I hope you are doing fine. I've been trying to keep on top of beyblading news but it's pretty difficult without being in the tournament circuits. I often think of you and your amazing cake at this time of year. I miss being around everyone, but I can't come back just yet.
I want you to know that I am safe and well. I'm still working on dismantling the last bits of Hades Inc, and there's still so much more to do before I know the world is safe from them and their ambitions, so I hope you can forgive me that once again I won't be able to come back to Metal City for Christmas.
There's so much more I want to tell you, but I'm out of room. I'm hoping that I'll get all of this wrapped up by summer and then I'll make sure to come back.

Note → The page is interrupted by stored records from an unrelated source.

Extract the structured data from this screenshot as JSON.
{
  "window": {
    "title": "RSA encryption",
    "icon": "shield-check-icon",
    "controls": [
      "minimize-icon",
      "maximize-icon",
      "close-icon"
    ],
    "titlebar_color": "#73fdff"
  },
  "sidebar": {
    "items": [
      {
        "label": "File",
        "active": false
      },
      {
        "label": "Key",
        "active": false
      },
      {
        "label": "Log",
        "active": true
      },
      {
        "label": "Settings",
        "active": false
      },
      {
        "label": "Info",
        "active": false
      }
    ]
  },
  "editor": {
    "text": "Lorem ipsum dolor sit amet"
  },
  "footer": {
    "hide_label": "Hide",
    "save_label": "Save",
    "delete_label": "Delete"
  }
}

Wishing you a very happy Christmas, and the best new year you've ever had,
Yours always,
Gingka H.
P.S. I'd just finished this when I bumped in to Yuu Tendo of all people. He says hi too, but don't tell Tsubasa he's in the area, he wants it to be a surprise…

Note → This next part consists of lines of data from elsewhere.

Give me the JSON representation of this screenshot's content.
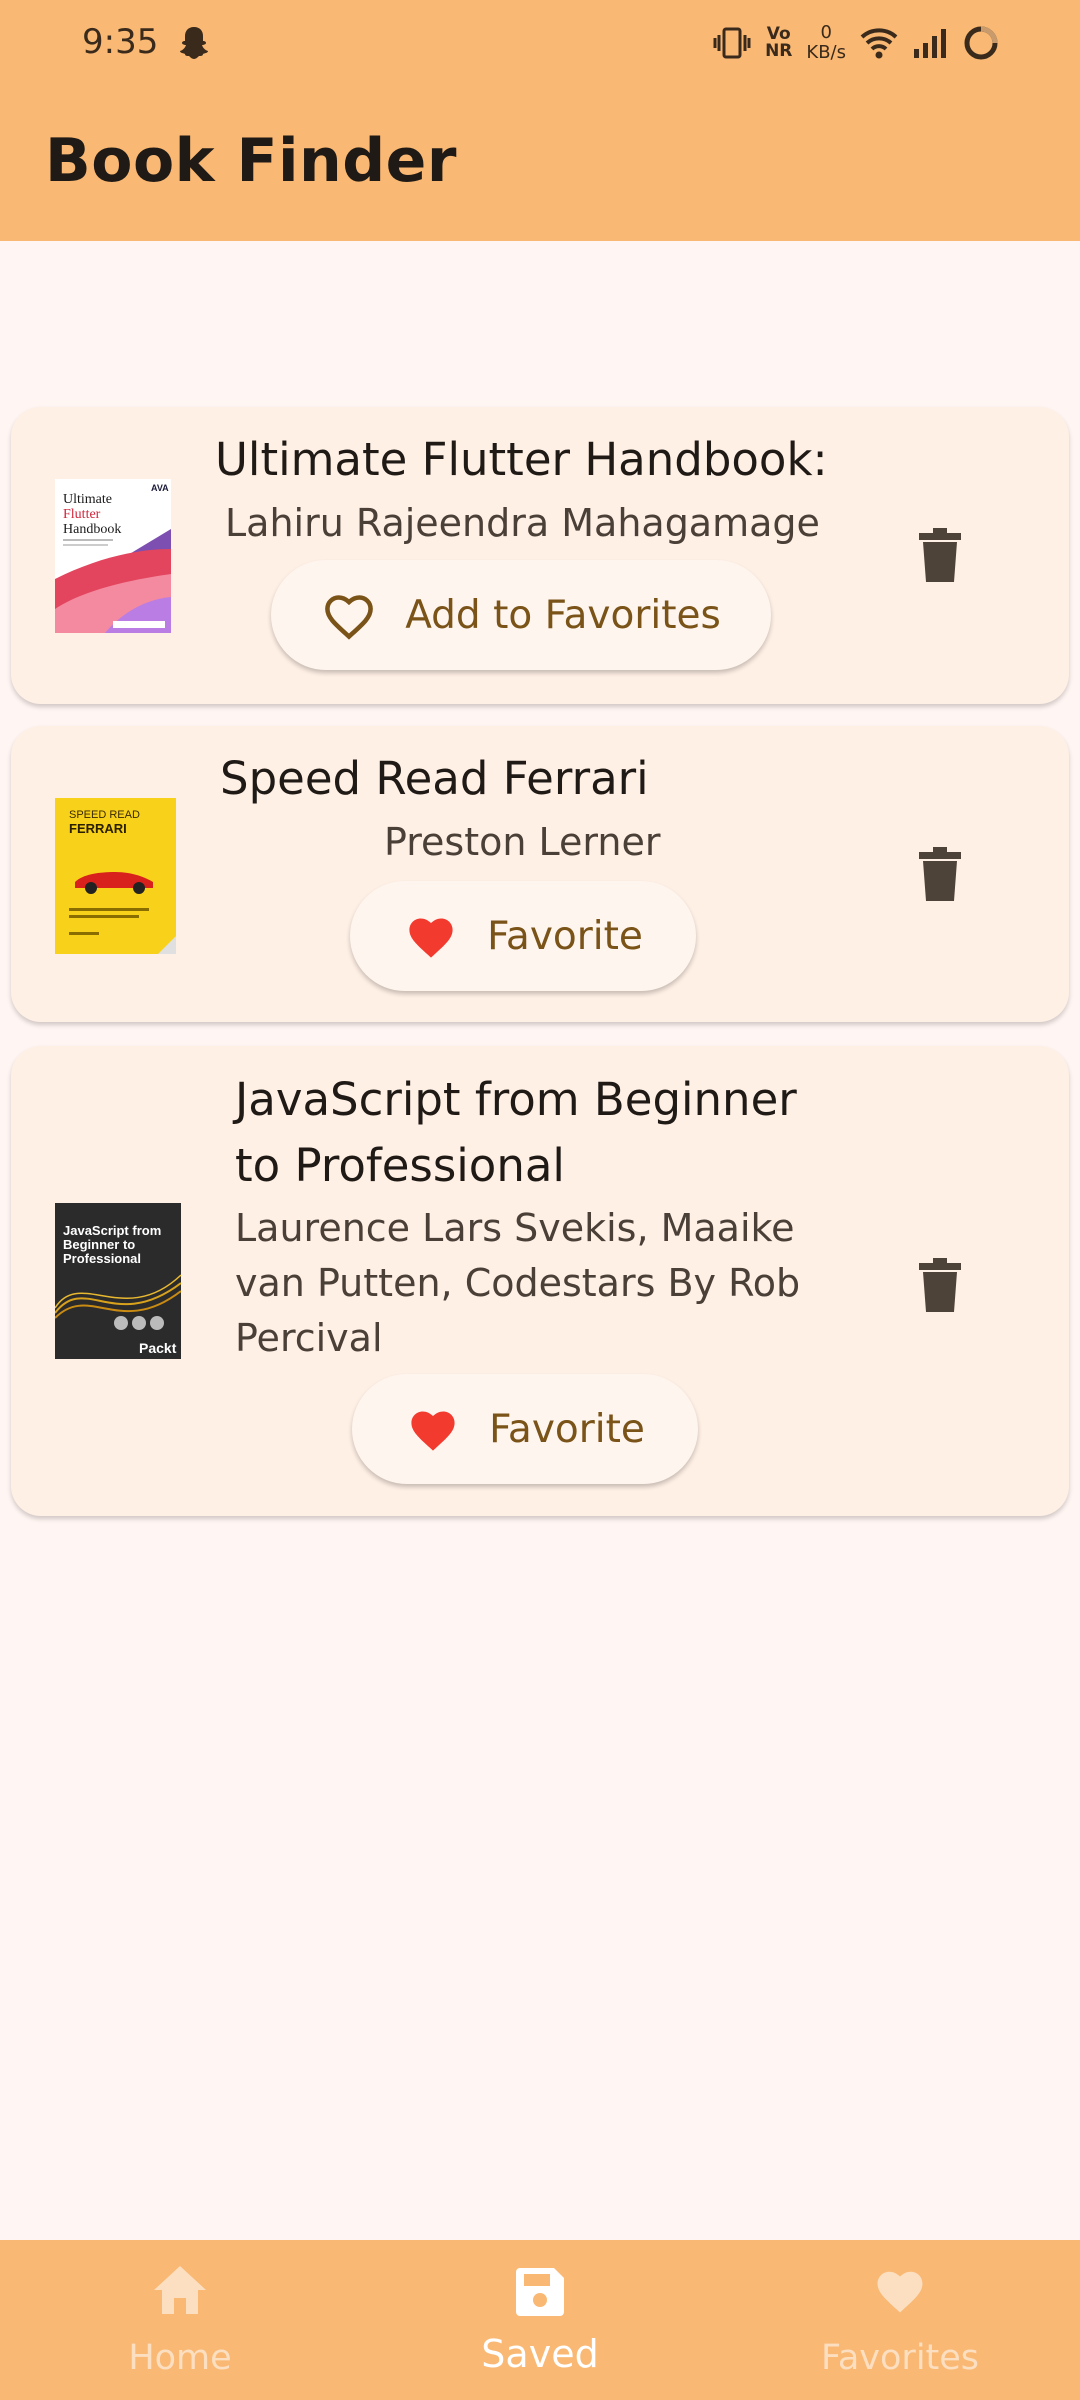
{
  "status_bar": {
    "time": "9:35",
    "volte_top": "Vo",
    "volte_bottom": "NR",
    "net_speed_value": "0",
    "net_speed_unit": "KB/s",
    "icons": [
      "snapchat-icon",
      "vibrate-icon",
      "volte-icon",
      "wifi-icon",
      "signal-icon",
      "loading-ring-icon"
    ]
  },
  "app_bar": {
    "title": "Book Finder"
  },
  "books": [
    {
      "title": "Ultimate Flutter Handbook:",
      "author": "Lahiru Rajeendra Mahagamage",
      "favorite_label": "Add to Favorites",
      "is_favorite": false,
      "cover": {
        "publisher": "AVA",
        "title_line1": "Ultimate",
        "title_line2": "Flutter",
        "title_line3": "Handbook"
      }
    },
    {
      "title": "Speed Read Ferrari",
      "author": "Preston Lerner",
      "favorite_label": "Favorite",
      "is_favorite": true,
      "cover": {
        "title_line1": "SPEED READ",
        "title_line2": "FERRARI"
      }
    },
    {
      "title_line1": "JavaScript from Beginner",
      "title_line2": "to Professional",
      "author_line1": "Laurence Lars Svekis, Maaike",
      "author_line2": "van Putten, Codestars By Rob",
      "author_line3": "Percival",
      "favorite_label": "Favorite",
      "is_favorite": true,
      "cover": {
        "title_line1": "JavaScript from",
        "title_line2": "Beginner to",
        "title_line3": "Professional",
        "publisher": "Packt"
      }
    }
  ],
  "bottom_nav": {
    "items": [
      {
        "label": "Home",
        "icon": "home-icon",
        "selected": false
      },
      {
        "label": "Saved",
        "icon": "save-icon",
        "selected": true
      },
      {
        "label": "Favorites",
        "icon": "heart-icon",
        "selected": false
      }
    ]
  },
  "colors": {
    "app_bar": "#f9b873",
    "background": "#fff5f2",
    "card": "#fff0e5",
    "heart_filled": "#f23a2f",
    "button_text": "#7a5318",
    "trash": "#4e4339"
  }
}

Madoka let out a ghost of a laugh. Oh Gingka. It was good to hear from him, to know that he was alive at least. Not that his card really gave her much more information on his movements than that. She wondered if he had dropped off cards at Kenta's old address or at the WBBA tower too, and decided to open up late the next morning so that she could go and find out. If Gingka's post-script was correct, she might even end up running in to Yuu, which would certainly brighten her week up.
He'd managed one thing, anyway. With the knowledge that he was alive and well and nearly at the end of his mammoth quest to hunt out the last remnants of the companies that had caused all his friends so much pain, it was going to be a very happy Christmas indeed.
Madoka propped the card up over her workbench where she would be able to see it whenever she looked up, and then went back up the steps to grab her shopping list and add a few more things on to it.
After all, if Yuu was going to be coming by for Christmas, she was probably going to need some more food…
Christmas was always a season of surprises. That was why she liked it so much.